Ungheria: l’Ungheria è presumibilmente uno dei mercati del Centro – Est Europa che potrebbe garantire le maggiori soddisfazioni tendenziali per le imprese italiane, visto e considerato che i 3,6 miliardi di euro di fatturato commerciale riscontrati dalle aziende tricolori sono suscettibili di un buon incremento. Il Paese sembra inoltre aver trovato una discreta stabilità, garantendo una buona propensione all’import (+ 6,5%).

Repubblica Ceca: il Paese, secondo quanto affermano le stime Sace, è uno dei principali mercati europei per propensione all’import (stima 2014: + 9,1%).
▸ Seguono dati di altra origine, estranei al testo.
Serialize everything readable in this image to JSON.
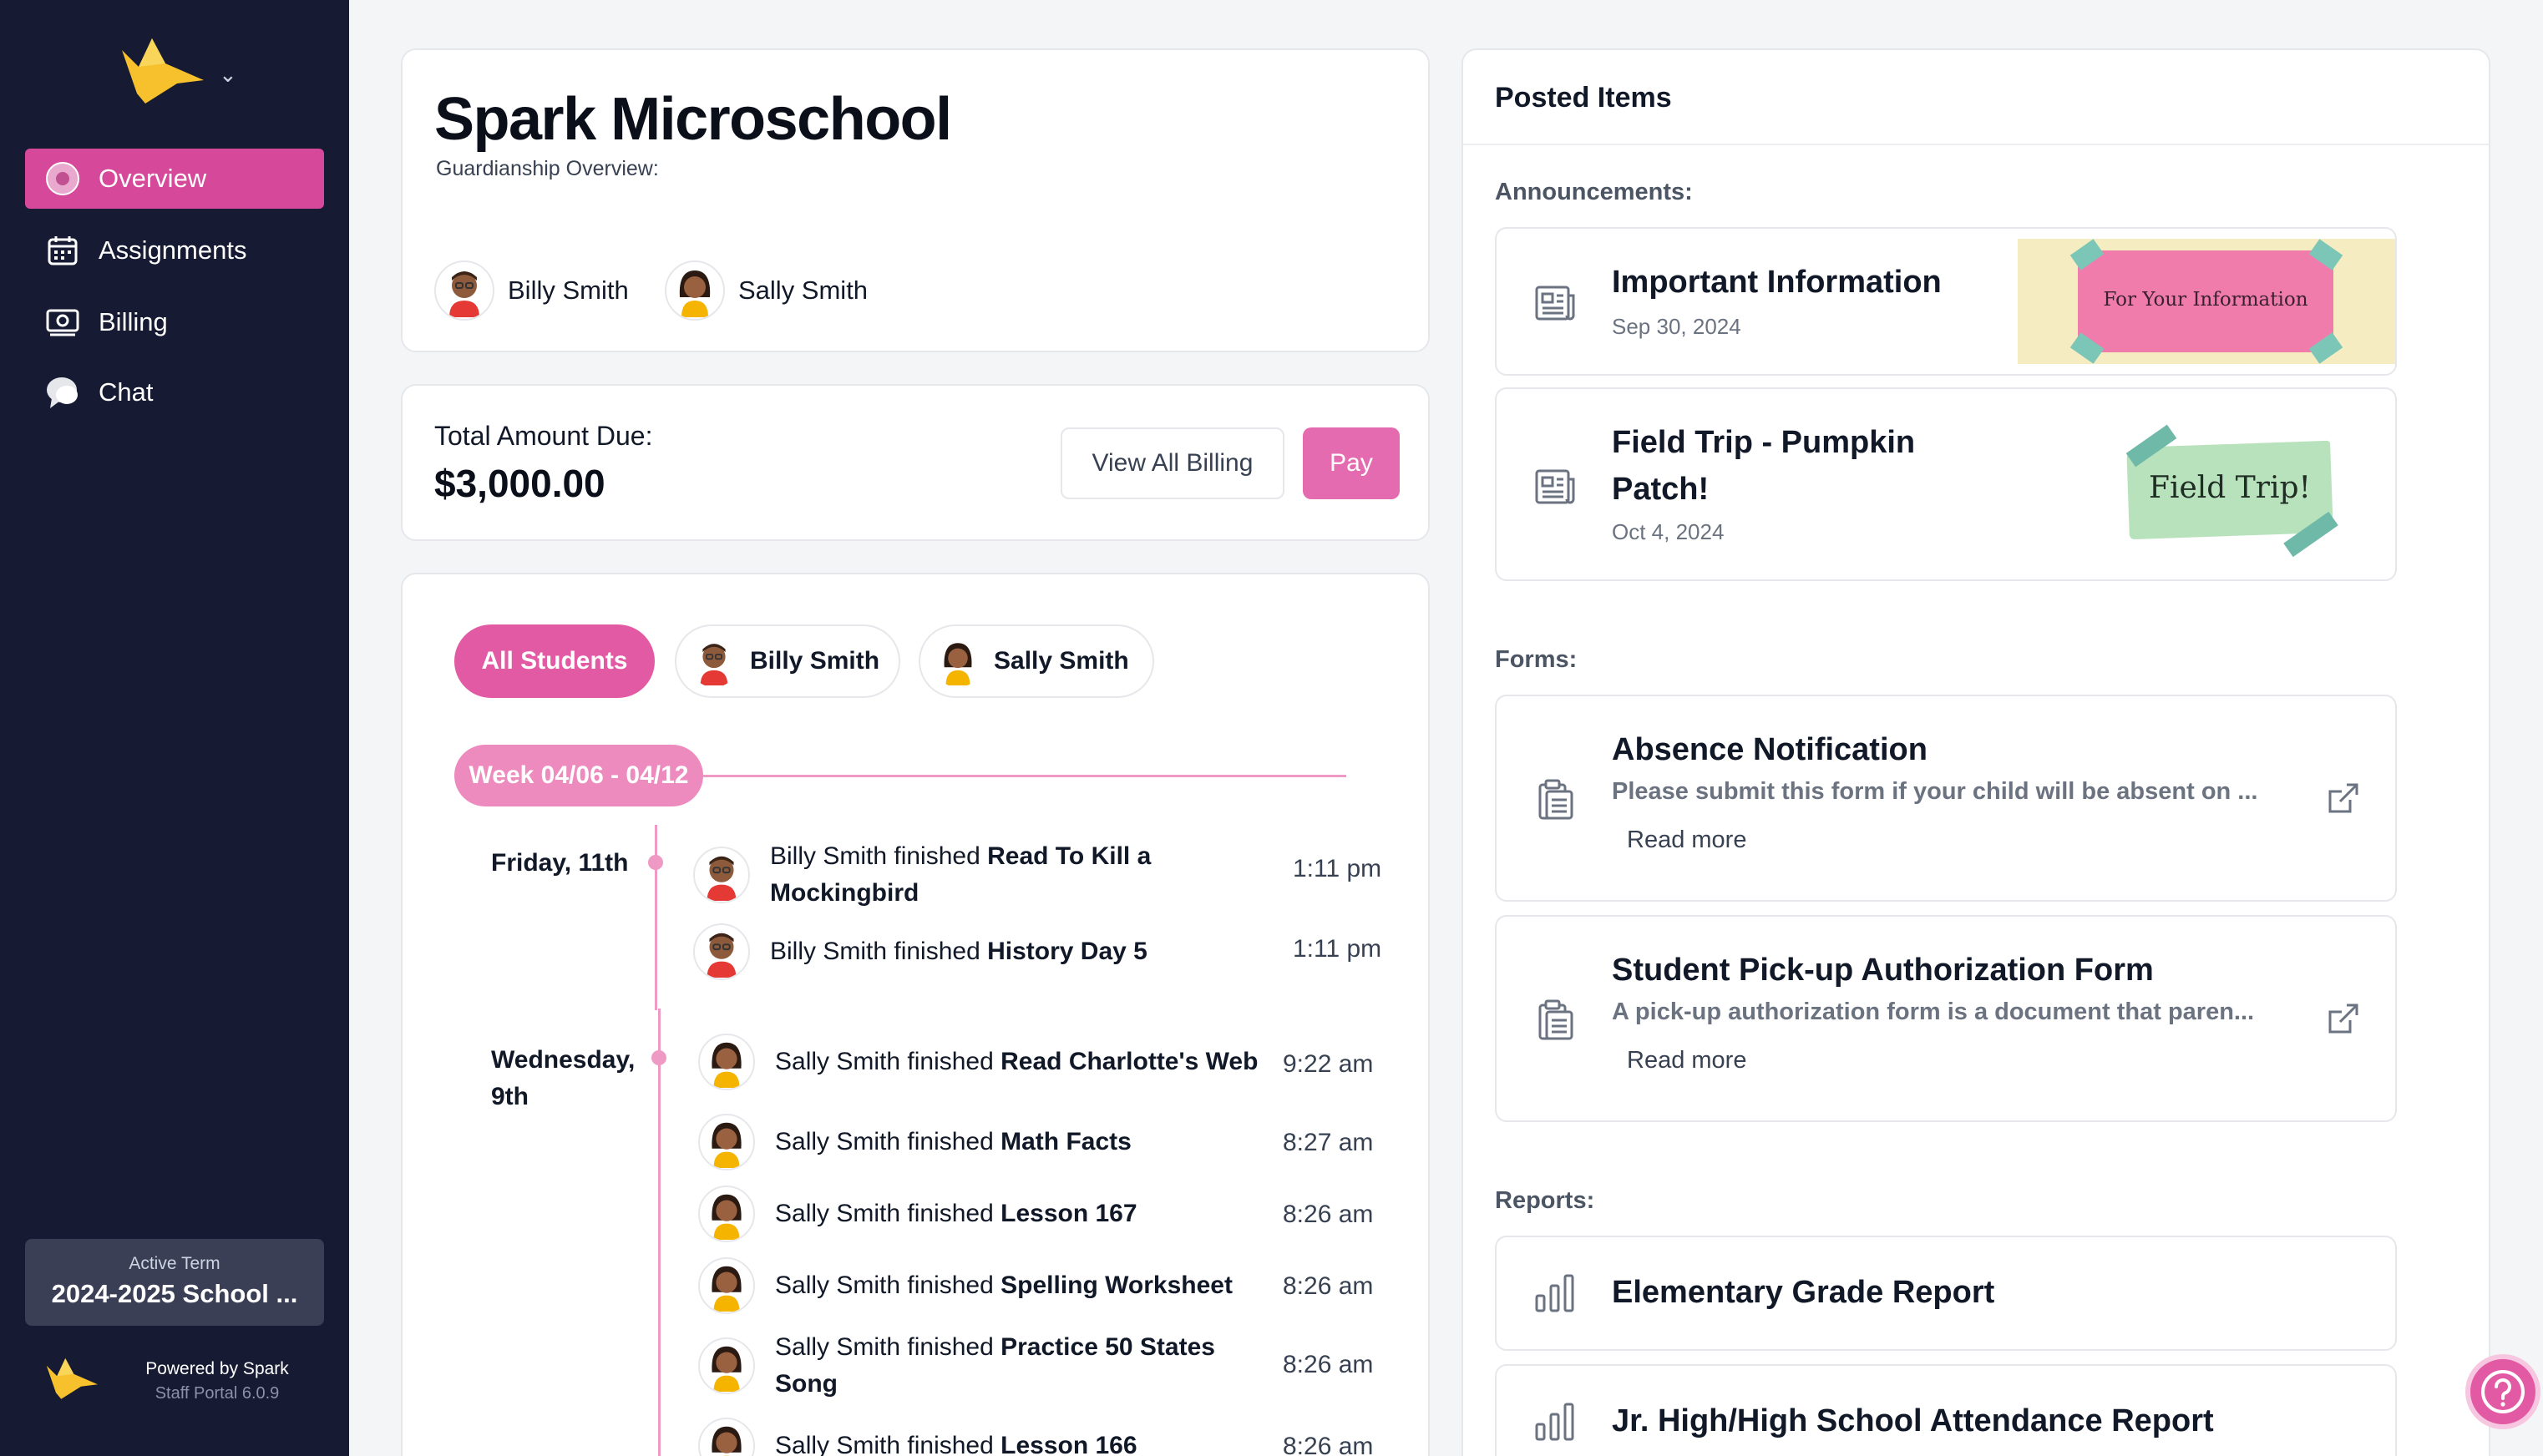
{
  "sidebar": {
    "nav": [
      {
        "label": "Overview",
        "icon": "overview-icon",
        "active": true
      },
      {
        "label": "Assignments",
        "icon": "calendar-icon",
        "active": false
      },
      {
        "label": "Billing",
        "icon": "billing-icon",
        "active": false
      },
      {
        "label": "Chat",
        "icon": "chat-icon",
        "active": false
      }
    ],
    "term_label": "Active Term",
    "term_value": "2024-2025 School ...",
    "powered_by": "Powered by Spark",
    "version": "Staff Portal 6.0.9"
  },
  "school": {
    "title": "Spark Microschool",
    "subtitle": "Guardianship Overview:",
    "students": [
      "Billy Smith",
      "Sally Smith"
    ]
  },
  "billing": {
    "label": "Total Amount Due:",
    "amount": "$3,000.00",
    "view_all": "View All Billing",
    "pay": "Pay"
  },
  "activity": {
    "filters": [
      "All Students",
      "Billy Smith",
      "Sally Smith"
    ],
    "week": "Week 04/06 - 04/12",
    "days": [
      {
        "label": "Friday, 11th",
        "items": [
          {
            "student": "billy",
            "prefix": "Billy Smith finished ",
            "task": "Read To Kill a Mockingbird",
            "time": "1:11 pm"
          },
          {
            "student": "billy",
            "prefix": "Billy Smith finished ",
            "task": "History Day 5",
            "time": "1:11 pm"
          }
        ]
      },
      {
        "label": "Wednesday, 9th",
        "items": [
          {
            "student": "sally",
            "prefix": "Sally Smith finished ",
            "task": "Read Charlotte's Web",
            "time": "9:22 am"
          },
          {
            "student": "sally",
            "prefix": "Sally Smith finished ",
            "task": "Math Facts",
            "time": "8:27 am"
          },
          {
            "student": "sally",
            "prefix": "Sally Smith finished ",
            "task": "Lesson 167",
            "time": "8:26 am"
          },
          {
            "student": "sally",
            "prefix": "Sally Smith finished ",
            "task": "Spelling Worksheet",
            "time": "8:26 am"
          },
          {
            "student": "sally",
            "prefix": "Sally Smith finished ",
            "task": "Practice 50 States Song",
            "time": "8:26 am"
          },
          {
            "student": "sally",
            "prefix": "Sally Smith finished ",
            "task": "Lesson 166",
            "time": "8:26 am"
          }
        ]
      }
    ]
  },
  "posted": {
    "title": "Posted Items",
    "announcements_label": "Announcements:",
    "announcements": [
      {
        "title": "Important Information",
        "date": "Sep 30, 2024",
        "banner": "For Your Information"
      },
      {
        "title": "Field Trip - Pumpkin Patch!",
        "date": "Oct 4, 2024",
        "banner": "Field Trip!"
      }
    ],
    "forms_label": "Forms:",
    "forms": [
      {
        "title": "Absence Notification",
        "desc": "Please submit this form if your child will be absent on ...",
        "link": "Read more"
      },
      {
        "title": "Student Pick-up Authorization Form",
        "desc": "A pick-up authorization form is a document that paren...",
        "link": "Read more"
      }
    ],
    "reports_label": "Reports:",
    "reports": [
      {
        "title": "Elementary Grade Report"
      },
      {
        "title": "Jr. High/High School Attendance Report"
      }
    ]
  },
  "colors": {
    "sidebar_bg": "#161b33",
    "accent_pink": "#e35aa4",
    "pay_pink": "#e56bb0",
    "timeline_pink": "#ef9ac5"
  }
}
Le imprese italiane esportano circa 4,2 miliardi di euro all’interno dei confini nazionali, ma l’obiettivo dei 5 miliardi di euro non è irraggiungibile già nel breve termine. La crescita dei consumi dovrebbe inoltre passare dal + 1,8% del 2014 al + 2,0% del 2015, grazie anche a una ripresa dei salari dopo il brusco passo indietro del 2013.